A security oriented approach in the development of multiagent systems : applied to the management of the health and social care needs of older people in England
Security can play an important role in the development of some multi agent
systems. However, a careful analysis of software development processes indicates
that the definition of security requirements is, usually, considered after the design of
the system. This approach, usually, leads to problems, such as conflicts between
security and functional requirements, which can translate into security
vulnerabilities. As a result, the integration of security issues in agent oriented
software engineering methodologies has been identified as an important issue.
Nevertheless, developers of agent oriented software engineering methodologies have
mainly neglected security engineering and in fact very little evidence has been
reported on work that integrates security issues into the development stages of agent
oriented software engineering methodologies.

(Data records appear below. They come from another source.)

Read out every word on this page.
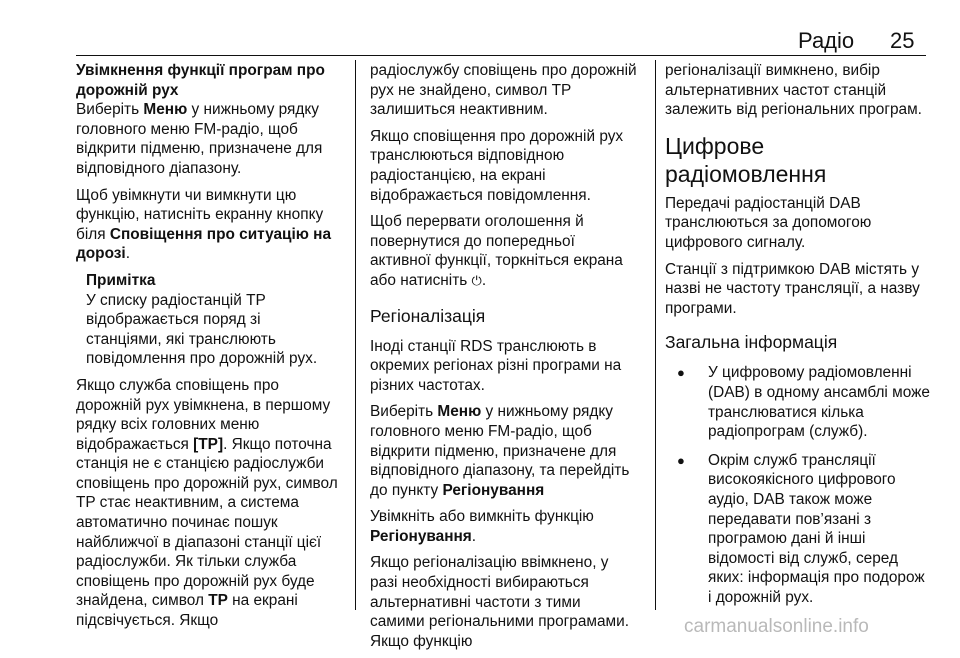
Радіо 25
Увімкнення функції програм про
дорожній рух

Виберіть Меню у нижньому рядку головного меню FM-радіо, щоб відкрити підменю, призначене для відповідного діапазону.

Щоб увімкнути чи вимкнути цю функцію, натисніть екранну кнопку біля Сповіщення про ситуацію на дорозі.

Примітка
У списку радіостанцій TP
відображається поряд зі
станціями, які транслюють
повідомлення про дорожній рух.

Якщо служба сповіщень про дорожній рух увімкнена, в першому рядку всіх головних меню відображається [TP]. Якщо поточна станція не є станцією радіослужби сповіщень про дорожній рух, символ TP стає неактивним, а система автоматично починає пошук найближчої в діапазоні станції цієї радіослужби. Як тільки служба сповіщень про дорожній рух буде знайдена, символ TP на екрані підсвічується. Якщо

радіослужбу сповіщень про дорожній рух не знайдено, символ TP залишиться неактивним.

Якщо сповіщення про дорожній рух транслюються відповідною радіостанцією, на екрані відображається повідомлення.

Щоб перервати оголошення й повернутися до попередньої активної функції, торкніться екрана або натисніть ⏻.

Регіоналізація

Іноді станції RDS транслюють в окремих регіонах різні програми на різних частотах.

Виберіть Меню у нижньому рядку головного меню FM-радіо, щоб відкрити підменю, призначене для відповідного діапазону, та перейдіть до пункту Регіонування

Увімкніть або вимкніть функцію Регіонування.

Якщо регіоналізацію ввімкнено, у разі необхідності вибираються альтернативні частоти з тими самими регіональними програмами. Якщо функцію

регіоналізації вимкнено, вибір альтернативних частот станцій залежить від регіональних програм.

Цифрове радіомовлення

Передачі радіостанцій DAB транслюються за допомогою цифрового сигналу.

Станції з підтримкою DAB містять у назві не частоту трансляції, а назву програми.

Загальна інформація
● У цифровому радіомовленні (DAB) в одному ансамблі може транслюватися кілька радіопрограм (служб).
● Окрім служб трансляції високоякісного цифрового аудіо, DAB також може передавати пов’язані з програмою дані й інші відомості від служб, серед яких: інформація про подорож і дорожній рух.
carmanualsonline.info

This thesis advances the current state of the art In agent oriented software
engineering in many ways. It identifies problems associated with the integration of
security and software engineering and proposes a set of minimum requirements that a
security oriented process should demonstrate. It extends the concepts and the
development process of the Tropos methodology with respect to security to allow
developers, even those with minimum security knowledge, to identify desired
security requirements for their multi agent systems, reason about them, and as a result
develop a system that satisfies its security requirements. In doing so, this research
has developed (1) an analysis technique to enable developers to select amongst
alternative architectural styles using as criteria the security requirements of the
system, (2) a pattern language consisting of security patterns for multi agent systems,
and (3) a scenario-based technique that allows developers to test the reaction of the
system to potential attacks.
The applicability of the approach is demonstrated by employing it in the
development of the electronic single assessment process (eSAP) system, a real-life
case study that provided the initial motivation for this research.